El Departamento de Seguridad Nacional de E.U. (NHS) decidió lanzar una alerta de seguridad para los pilotos y tripulantes de aeronaves pequeñas y helicópteros después de que especialistas en auditorías de seguridad publicaran un reporte que afirma que es posible hackear sus sistemas de vuelo bajo determinadas circunstancias, lo que compromete la integridad de aeronaves y tripulantes.

Este inconveniente habría sido detectado y reportado por una firma privada de ciberseguridad, que posteriormente lo notificó a las autoridades federales. En el aviso, el DHS recomienda a los propietarios restringir el acceso físico no autorizado a las aeronaves al menos hasta que la industria desarrolle las mitigaciones necesarias para corregir el problema.

Gracias a las estrictas medidas de seguridad existentes en los aeropuertos de E.U., la vulnerabilidad no ha sido explotada en ambientes reales. No obstante, funcionarios del NHS consideran que es necesario revelar al público esta información para prevenir cualquier intento de explotación.

Por su parte, los expertos en auditorías de seguridad de la firma de seguridad Rapid7 afirman que la vulnerabilidad consiste en la interrupción de los mensajes electrónicos transmitidos a través de la red de la aeronave, situación que impacta en los sistemas de vuelo. “Múltiples funciones, como lecturas del motor, datos de la brújula, entre otras lecturas, podrían ser manipuladas para enviar mediciones falsas al piloto de un avión”, mencionaron los expertos.

Al igual que los autos modernos, los sistemas de vuelo de los aviones cada vez dependen en mayor medida de las comunicaciones en red. No obstante, la industria automotriz anticipó este avance y ya se han implementado múltiples medidas para proteger a los conductores y pasajeros y corregir las vulnerabilidades.

Los expertos en auditorías de seguridad enfocaron su estudio en las aeronaves más pequeñas ya que sus sistemas son más fáciles de replicar o comprar, a diferencia de los aviones más grandes, que deben cumplir con medidas de seguridad más complejas. Además, las fallas no aplican para los aviones con sistemas de control mecánico.
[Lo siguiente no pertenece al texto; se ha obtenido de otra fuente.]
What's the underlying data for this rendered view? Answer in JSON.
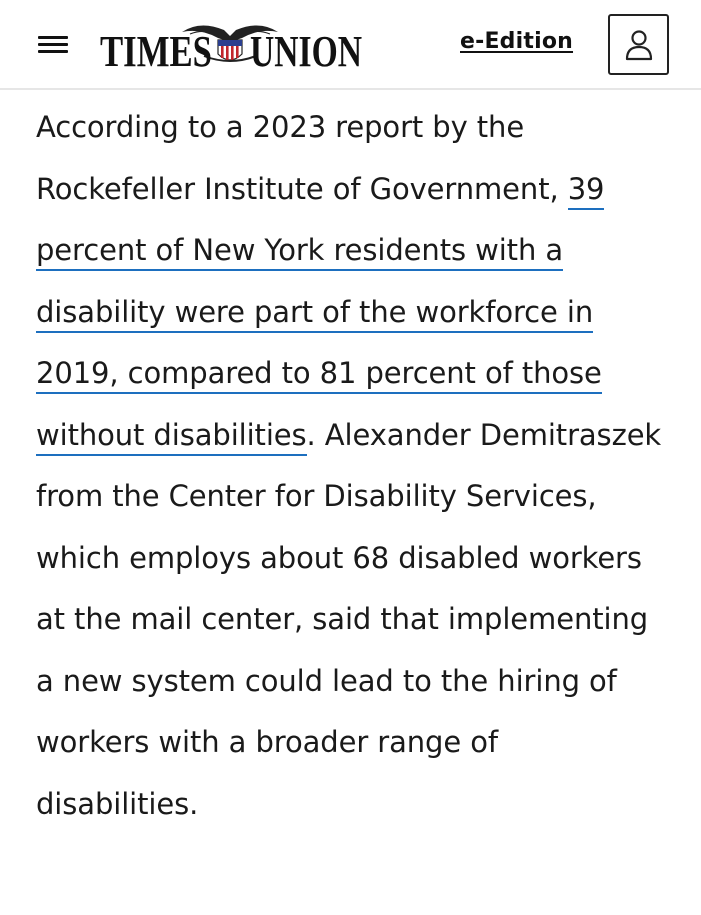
{
  "header": {
    "menu_icon": "hamburger-menu-icon",
    "logo_text_left": "TIMES",
    "logo_text_right": "UNION",
    "edition_link": "e-Edition",
    "account_icon": "user-icon"
  },
  "article": {
    "text_before_link": "According to a 2023 report by the Rockefeller Institute of Government, ",
    "link_text": "39 percent of New York residents with a disability were part of the workforce in 2019, compared to 81 percent of those without disabilities",
    "text_after_link": ". Alexander Demitraszek from the Center for Disability Services, which employs about 68 disabled workers at the mail center, said that implementing a new system could lead to the hiring of workers with a broader range of disabilities."
  },
  "colors": {
    "link_underline": "#1d6fbf",
    "text": "#1a1a1a",
    "header_border": "#e6e6e6"
  }
}
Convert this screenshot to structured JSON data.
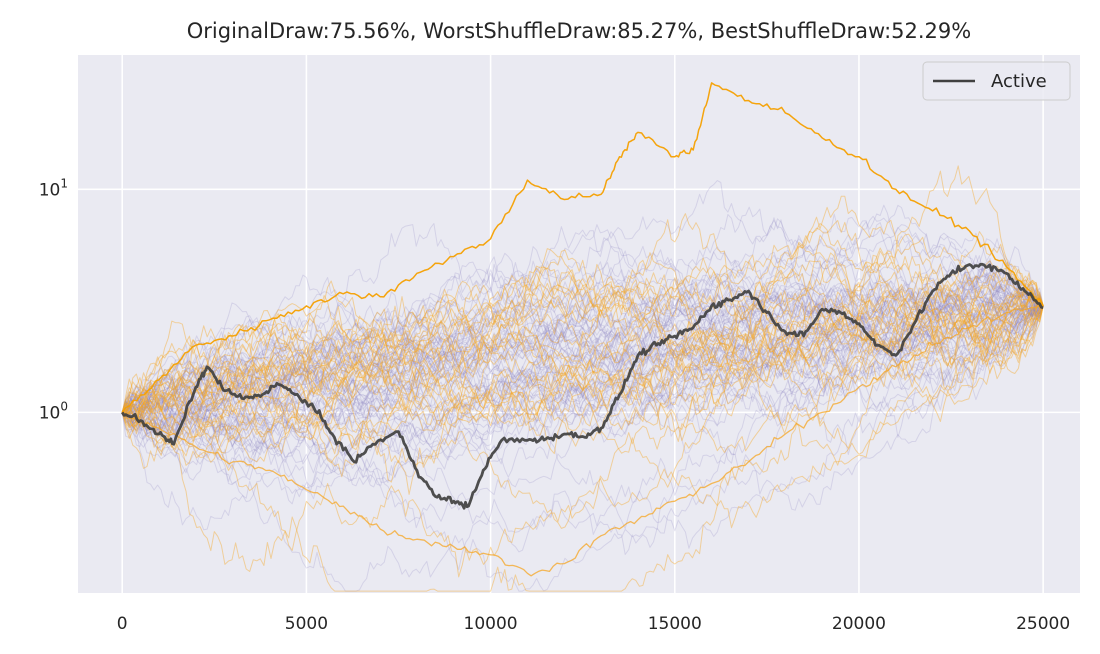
{
  "chart_data": {
    "type": "line",
    "title": "OriginalDraw:75.56%, WorstShuffleDraw:85.27%, BestShuffleDraw:52.29%",
    "xlabel": "",
    "ylabel": "",
    "x_range": [
      -1200,
      26000
    ],
    "y_scale": "log",
    "y_range": [
      0.155,
      40
    ],
    "x_ticks": [
      0,
      5000,
      10000,
      15000,
      20000,
      25000
    ],
    "x_tick_labels": [
      "0",
      "5000",
      "10000",
      "15000",
      "20000",
      "25000"
    ],
    "y_ticks": [
      1,
      10
    ],
    "y_tick_labels": [
      {
        "base": "10",
        "exp": "0"
      },
      {
        "base": "10",
        "exp": "1"
      }
    ],
    "grid": true,
    "legend": {
      "position": "top-right",
      "entries": [
        "Active"
      ]
    },
    "colors": {
      "background": "#eaeaf2",
      "grid": "#ffffff",
      "active": "#404040",
      "shuffle_purple": "#8a7fc0",
      "shuffle_orange": "#f5a623",
      "highlight_orange": "#f5a000"
    },
    "series": [
      {
        "name": "Active",
        "x": [
          0,
          500,
          1000,
          1400,
          2000,
          2300,
          2800,
          3300,
          3800,
          4200,
          4700,
          5200,
          5700,
          6300,
          6800,
          7500,
          8000,
          8500,
          9000,
          9400,
          9800,
          10300,
          11000,
          11500,
          12000,
          12500,
          13000,
          13500,
          14000,
          14500,
          15000,
          15500,
          16000,
          16500,
          17000,
          17500,
          18000,
          18500,
          19000,
          19500,
          20000,
          20500,
          21000,
          21500,
          22000,
          22500,
          23000,
          23500,
          24000,
          24500,
          25000
        ],
        "y": [
          1.0,
          0.92,
          0.8,
          0.72,
          1.3,
          1.6,
          1.25,
          1.15,
          1.2,
          1.35,
          1.2,
          1.05,
          0.8,
          0.6,
          0.72,
          0.82,
          0.55,
          0.42,
          0.4,
          0.38,
          0.55,
          0.75,
          0.75,
          0.76,
          0.8,
          0.78,
          0.85,
          1.2,
          1.8,
          2.0,
          2.2,
          2.4,
          3.0,
          3.2,
          3.5,
          2.8,
          2.3,
          2.2,
          2.9,
          2.8,
          2.5,
          2.0,
          1.8,
          2.5,
          3.5,
          4.2,
          4.6,
          4.5,
          4.2,
          3.5,
          2.95
        ]
      },
      {
        "name": "",
        "x": [
          0,
          1000,
          2000,
          3000,
          4000,
          5000,
          6000,
          7000,
          8000,
          9000,
          10000,
          11000,
          12000,
          13000,
          13500,
          14000,
          15000,
          15500,
          16000,
          17000,
          18000,
          19000,
          20000,
          21000,
          22000,
          23000,
          24000,
          25000
        ],
        "y": [
          1.0,
          1.4,
          2.0,
          2.2,
          2.6,
          3.0,
          3.4,
          3.3,
          4.2,
          5.0,
          6.0,
          11.0,
          9.0,
          9.5,
          14.0,
          18.0,
          14.0,
          15.0,
          30.0,
          25.0,
          22.0,
          17.0,
          14.0,
          10.0,
          8.0,
          6.5,
          4.5,
          3.0
        ]
      },
      {
        "name": "",
        "x": [
          0,
          1000,
          2000,
          3000,
          4000,
          5000,
          6000,
          7000,
          8000,
          9000,
          10000,
          11000,
          12000,
          13000,
          14000,
          15000,
          16000,
          17000,
          18000,
          19000,
          20000,
          21000,
          22000,
          23000,
          24000,
          25000
        ],
        "y": [
          1.0,
          0.85,
          0.7,
          0.6,
          0.55,
          0.45,
          0.38,
          0.3,
          0.27,
          0.25,
          0.23,
          0.19,
          0.21,
          0.28,
          0.33,
          0.4,
          0.48,
          0.6,
          0.8,
          1.0,
          1.3,
          1.6,
          2.0,
          2.4,
          2.8,
          3.0
        ]
      }
    ]
  }
}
Aunque los miembros de la industria destacan que es necesario evadir múltiples controles de seguridad físicos para explotar estas fallas, lo que incrementa considerablemente la complejidad del ataque, es necesario concientizar a los propietarios de estas aeronaves y a sus usuarios frecuentes sobre los riesgos de no asumir los controles requeridos.

Recientemente, la Administración Federal de Aviación (FAA) declaró que el acceso físico no autorizado a una aeronave es un escenario poco probable en la práctica, pues un potencial atacante, además de contar con acceso físico, deberá tener conocimientos sobre el funcionamiento de estos sistemas.

La ciberseguridad en la aeronáutica es un tema que se ha vuelto recurrente entre los miembros de la industria, investigadores y firmas de seguridad. Hace un par de meses, el Departamento de Transporte de E.U. publicó un informe revelando que la FAA no contaba con un marco de ciberseguridad ni con protocolos de actuación en caso de un incidente de hacking o similares. La FAA se comprometió a implementar nuevas políticas de seguridad informática que deberán estar listas para finales del mes de septiembre.

Acorde a especialistas en auditorías de seguridad del Instituto Internacional de Seguridad Cibernética (IICS), la alerta del NHS especifica que los propietarios de pequeñas aeronaves deben revisar completamente los sistemas de vuelo, específicamente los sistemas electrónicos conocidos como bus “CAN” para mitigar cualquier riesgo de explotación.

Básicamente, el bus CAN es el sistema nervioso de estas aeronaves; si un hacker lograra comprometer su integridad podría interceptar las lecturas del vuelo de manera inadvertida o, en el peor de los casos, incluso podría tomar control total de la aeronave.